“And the scar?” his mother asked, twisting her stained apron in her hands.
“Should heal well enough. But this…” He picked up a jar of salve on the bedside table and unscrewed it, sniffing it for a moment. His eyes then went to Ruan with a strange expression. “You made this for him, did you?”
Ruan nodded gruffly.
“Mind if I buy some off you? I’d like to try it in my practice.”
Ruan made a stern sound of assent, uncertain what to do with the olive branch that Dr. Heinrich offered.
I excused myself into the front drawing room where the other boy sat anxiously on a wooden chair, his hair long and face dirty. Charles, I think, was the name Ruan gave me.
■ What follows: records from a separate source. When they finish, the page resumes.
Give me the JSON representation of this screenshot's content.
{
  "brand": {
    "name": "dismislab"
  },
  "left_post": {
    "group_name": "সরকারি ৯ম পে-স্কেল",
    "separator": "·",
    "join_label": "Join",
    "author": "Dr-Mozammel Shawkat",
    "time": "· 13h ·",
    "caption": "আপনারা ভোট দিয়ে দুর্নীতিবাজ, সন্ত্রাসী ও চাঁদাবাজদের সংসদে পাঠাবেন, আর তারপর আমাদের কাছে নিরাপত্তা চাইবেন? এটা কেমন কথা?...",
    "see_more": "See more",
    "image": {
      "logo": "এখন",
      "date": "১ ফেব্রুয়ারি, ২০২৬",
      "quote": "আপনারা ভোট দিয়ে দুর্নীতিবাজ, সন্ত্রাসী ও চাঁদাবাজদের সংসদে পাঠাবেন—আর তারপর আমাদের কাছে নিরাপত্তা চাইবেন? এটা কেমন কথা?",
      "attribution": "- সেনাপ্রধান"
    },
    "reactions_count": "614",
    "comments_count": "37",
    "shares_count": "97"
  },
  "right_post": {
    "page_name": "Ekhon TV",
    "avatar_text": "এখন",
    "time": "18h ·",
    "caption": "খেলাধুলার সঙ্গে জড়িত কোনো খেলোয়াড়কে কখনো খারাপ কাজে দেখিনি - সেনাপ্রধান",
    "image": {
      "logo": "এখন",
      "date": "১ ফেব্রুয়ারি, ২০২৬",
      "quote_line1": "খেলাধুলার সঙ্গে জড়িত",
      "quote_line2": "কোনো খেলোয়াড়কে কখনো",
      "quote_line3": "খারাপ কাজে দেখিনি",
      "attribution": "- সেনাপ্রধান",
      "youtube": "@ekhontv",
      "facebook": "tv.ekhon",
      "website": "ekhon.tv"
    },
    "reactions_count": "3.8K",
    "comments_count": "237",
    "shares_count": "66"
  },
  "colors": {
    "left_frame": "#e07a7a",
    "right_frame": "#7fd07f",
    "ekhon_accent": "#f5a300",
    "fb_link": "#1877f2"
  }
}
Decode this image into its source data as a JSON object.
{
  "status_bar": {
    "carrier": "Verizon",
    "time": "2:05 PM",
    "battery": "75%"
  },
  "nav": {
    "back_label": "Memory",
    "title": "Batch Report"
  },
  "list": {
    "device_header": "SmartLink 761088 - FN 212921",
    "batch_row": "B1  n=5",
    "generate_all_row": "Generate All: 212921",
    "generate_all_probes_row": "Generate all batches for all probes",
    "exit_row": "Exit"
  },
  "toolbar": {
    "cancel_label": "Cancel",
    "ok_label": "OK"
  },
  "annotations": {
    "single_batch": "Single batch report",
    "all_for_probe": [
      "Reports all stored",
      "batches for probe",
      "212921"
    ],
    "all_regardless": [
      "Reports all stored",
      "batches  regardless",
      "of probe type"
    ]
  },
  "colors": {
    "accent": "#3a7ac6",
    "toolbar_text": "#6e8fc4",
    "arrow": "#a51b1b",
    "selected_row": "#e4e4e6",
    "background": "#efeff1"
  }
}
I had no idea what he thought I could do, how I could make a boy speak to me when any number of people who had known him his whole life had failed to do the same.
“You’re Ruan’s witch!” he said, eyeing my breeches curiously.
“I suppose I am.” I still didn’t care for the moniker, but as long as it wasn’t being hurled alongside stones, I could learn to live with it.
“How is Jago?” he asked softly. “My mam almost wouldn’t let me come.”
I sank down on the sofa beside him. “He’s fine. I brought a physician friend from Exeter back with me. Dr. Heinrich says your friend should wake up soon. And you? How are you faring?”
He shook his head tight-lipped.
“I don’t blame you. I don’t like to talk about things like that either.”
Charles bore a few scratches on his face, but nothing else of note. “They wouldn’t understand.”
“That’s my experience as well. But these people care for you, they want you to be well. So sometimes you do have to…” I paused and cocked my head to one side, touching his hand softly. “Sometimes you have to trust that they’ll try to understand. Even if they might not be able to.” I thought back to what Tamsyn had said when we quarreled last. How adamant she’d been that I kept everyone outside my armor. Was Charles trying to do the same?
Something in my words must have rung true, as instantly his body relaxed, his shoulders sagged, and he shook his head. “It was frightful, miss…”
“I can imagine so. It did a number on young Jago’s face.”
He closed his eyes and drew in a shaky breath. He couldn’t be more than fifteen, if that. Not so much younger than I was when I left New York on that steamship.
“I don’t know rightly what it was.”
“Can you try to describe it… what you saw? It might help Mr. Kivell if you can tell me precisely how it happened. Do you think you can do that, Charles?”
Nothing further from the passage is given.